Он передернул плечами, снова запахнул кафтан и тихо проговорил:
— Вот — подвода едет…
На крыльце волости появился Рыбин, руки у него снова были связаны, голова и лицо окутаны чем-то серым.
— Прощайте, добрые люди! — звучал его голос в холоде вечерних сумерек. — Ищите правды, берегите ее, верьте человеку, который принесет вам чистое слово, не жалейте себя ради правды!..
— Молчать, собака! — крикнул откуда-то голос станового. — Сотский, гони лошадей, дурак!
— Чего вам жалеть? Какая ваша жизнь?..
Подвода тронулась. Сидя на ней с двумя сотскими по бокам, Рыбин глухо кричал:
— Чего ради погибаете в голоде? Старайтесь о воле, она даст и хлеба и правды, — прощайте, люди добрые!..

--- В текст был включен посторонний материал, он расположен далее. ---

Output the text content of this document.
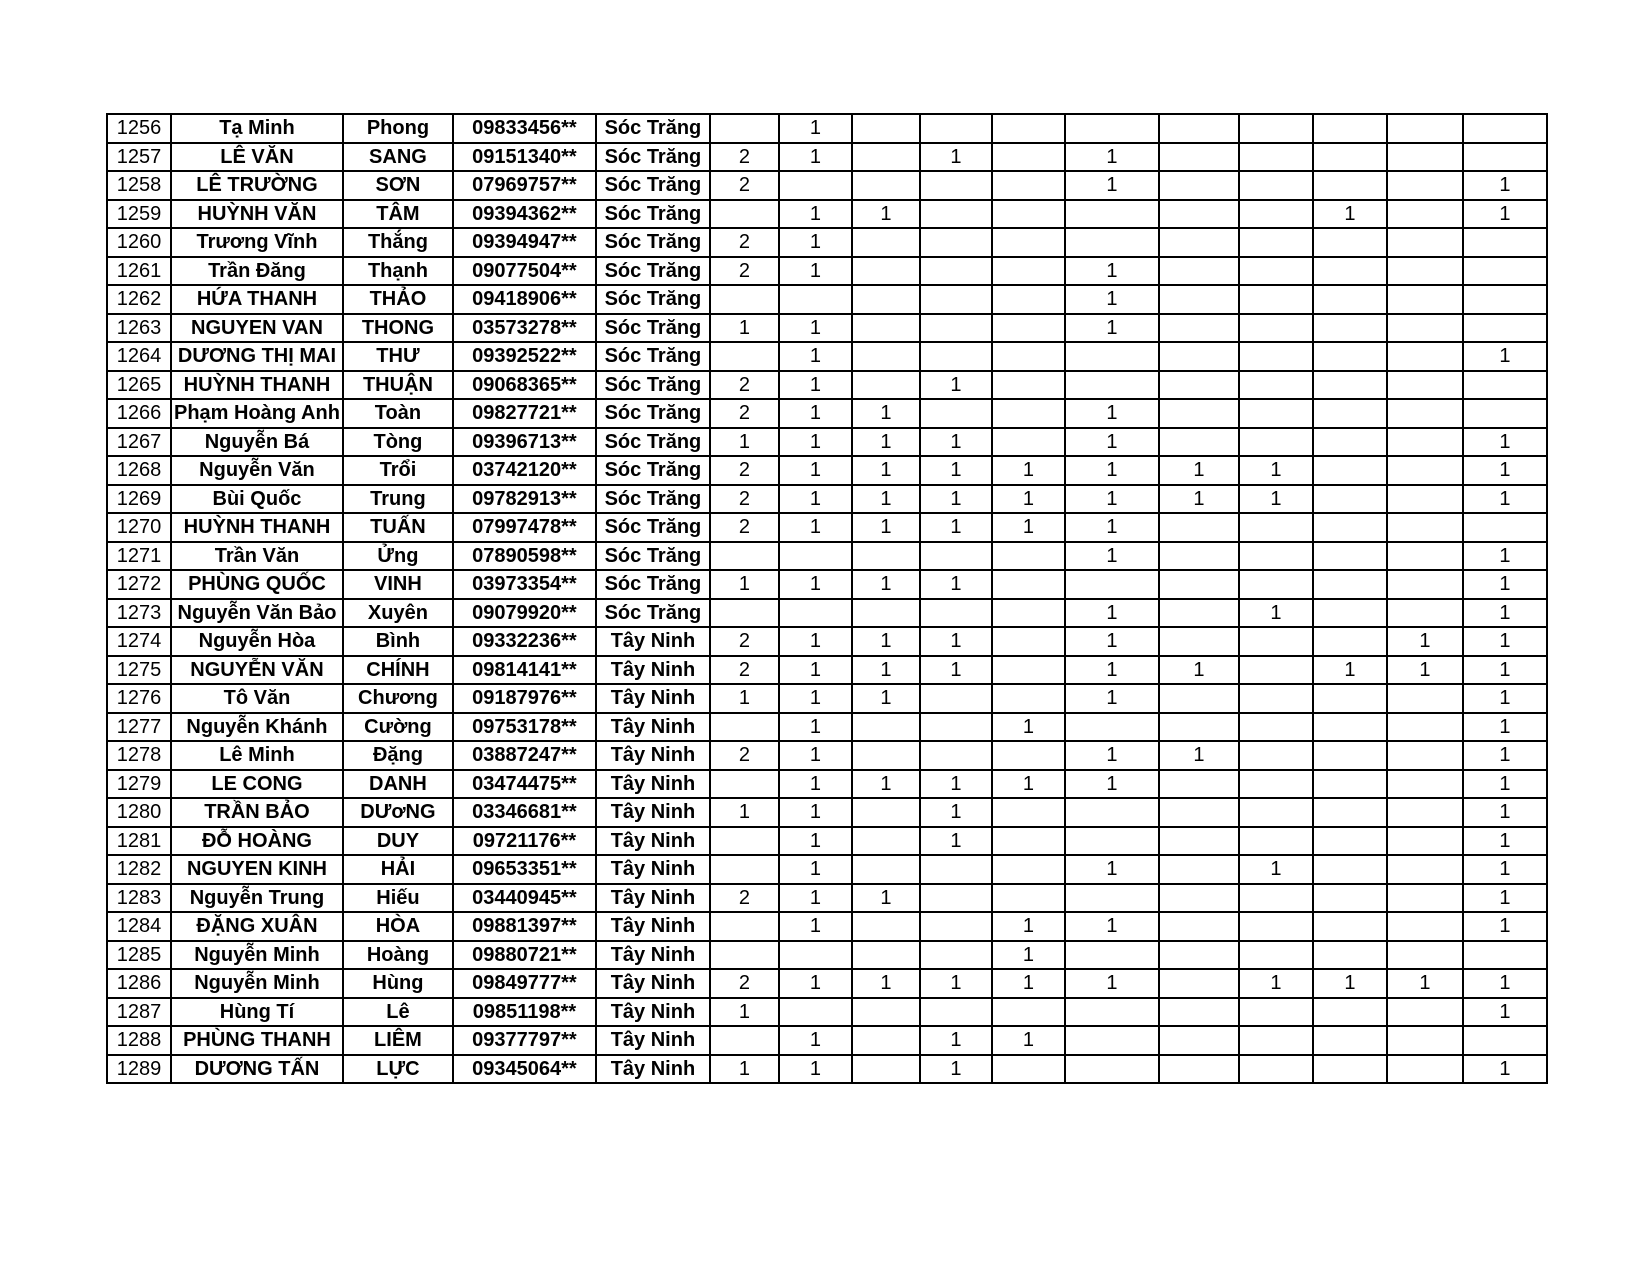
1256	Tạ Minh	Phong	09833456**	Sóc Trăng		1									
1257	LÊ VĂN	SANG	09151340**	Sóc Trăng	2	1		1		1					
1258	LÊ TRƯỜNG	SƠN	07969757**	Sóc Trăng	2					1					1
1259	HUỲNH VĂN	TÂM	09394362**	Sóc Trăng		1	1						1		1
1260	Trương Vĩnh	Thắng	09394947**	Sóc Trăng	2	1									
1261	Trần Đăng	Thạnh	09077504**	Sóc Trăng	2	1				1					
1262	HỨA THANH	THẢO	09418906**	Sóc Trăng						1					
1263	NGUYEN VAN	THONG	03573278**	Sóc Trăng	1	1				1					
1264	DƯƠNG THỊ MAI	THƯ	09392522**	Sóc Trăng		1									1
1265	HUỲNH THANH	THUẬN	09068365**	Sóc Trăng	2	1		1							
1266	Phạm Hoàng Anh	Toàn	09827721**	Sóc Trăng	2	1	1			1					
1267	Nguyễn Bá	Tòng	09396713**	Sóc Trăng	1	1	1	1		1					1
1268	Nguyễn Văn	Trổi	03742120**	Sóc Trăng	2	1	1	1	1	1	1	1			1
1269	Bùi Quốc	Trung	09782913**	Sóc Trăng	2	1	1	1	1	1	1	1			1
1270	HUỲNH THANH	TUẤN	07997478**	Sóc Trăng	2	1	1	1	1	1					
1271	Trần Văn	Ửng	07890598**	Sóc Trăng						1					1
1272	PHÙNG QUỐC	VINH	03973354**	Sóc Trăng	1	1	1	1							1
1273	Nguyễn Văn Bảo	Xuyên	09079920**	Sóc Trăng						1		1			1
1274	Nguyễn Hòa	Bình	09332236**	Tây Ninh	2	1	1	1		1				1	1
1275	NGUYỄN VĂN	CHÍNH	09814141**	Tây Ninh	2	1	1	1		1	1		1	1	1
1276	Tô Văn	Chương	09187976**	Tây Ninh	1	1	1			1					1
1277	Nguyễn Khánh	Cường	09753178**	Tây Ninh		1			1						1
1278	Lê Minh	Đặng	03887247**	Tây Ninh	2	1				1	1				1
1279	LE CONG	DANH	03474475**	Tây Ninh		1	1	1	1	1					1
1280	TRẦN BẢO	DƯơNG	03346681**	Tây Ninh	1	1		1							1
1281	ĐỖ HOÀNG	DUY	09721176**	Tây Ninh		1		1							1
1282	NGUYEN KINH	HẢI	09653351**	Tây Ninh		1				1		1			1
1283	Nguyễn Trung	Hiếu	03440945**	Tây Ninh	2	1	1								1
1284	ĐẶNG XUÂN	HÒA	09881397**	Tây Ninh		1			1	1					1
1285	Nguyễn Minh	Hoàng	09880721**	Tây Ninh					1						
1286	Nguyễn Minh	Hùng	09849777**	Tây Ninh	2	1	1	1	1	1		1	1	1	1
1287	Hùng Tí	Lê	09851198**	Tây Ninh	1										1
1288	PHÙNG THANH	LIÊM	09377797**	Tây Ninh		1		1	1						
1289	DƯƠNG TẤN	LỰC	09345064**	Tây Ninh	1	1		1							1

Торопливый шум колес, топот лошадей, голос станового обняли его речь, запутали и задушили ее.
— Кончено! — сказал мужик, тряхнув головой, и, обратясь к матери, негромко продолжал: — Вы там посидите на станции, — я погодя приду…
Мать вошла в комнату, села за стол перед самоваром, взяла в руку кусок хлеба, взглянула на него и медленно положила обратно на тарелку. Есть не хотелось, под ложечкой снова росло ощущение тошноты. Противно теплое, оно обессиливало, высасывая кровь из сердца, и кружило голову. Перед нею стояло лицо голубоглазого мужика — странное, точно недоконченное, оно не возбуждало доверия. Ей почему-то не хотелось подумать прямо, что он выдаст ее, но эта мысль уже возникла у нее и тягостно лежала на сердце, тупая и неподвижная.
«Заметил он меня! — лениво и бессильно соображала она. — Заметил, догадался…»
А дальше мысль не развивалась, утопая в томительном унынии, вязком чувстве тошноты.
Робкая, притаившаяся за окном тишина, сменив шум, обнажала в селе что-то подавленное, запуганное, обостряла в груди ощущение одиночества, наполняя душу сумраком, серым и мягким, как зола.
Вошла девочка и, остановясь у двери, спросила:
— Яичницу принести?
— Не надо. Не хочется уж мне, напугали меня криком-то!
Девочка подошла к столу, возбужденно, но негромко рассказывая:
— Как становой-то бил! Я близко стояла, видела, все зубы ему выкрошил, — плюет он, а кровь густая-густая, темная!.. Глазов-то совсем нету! Дегтярник он. Урядник там у нас лежит, пьянехонек, и все еще вина требует. Говорит — их шайка целая была, а этот, бородатый-то, старший, атаман, значит. Троих поймали, а один убежал, слышь. Еще учителя поймали, тоже с ними. В бога они не верят и других уговаривают, чтобы церкви ограбить, вот они какие! А наши мужики — которые жалели его, этого-то, а другие говорят — прикончить бы! У нас есть такие злые мужики — ай-ай!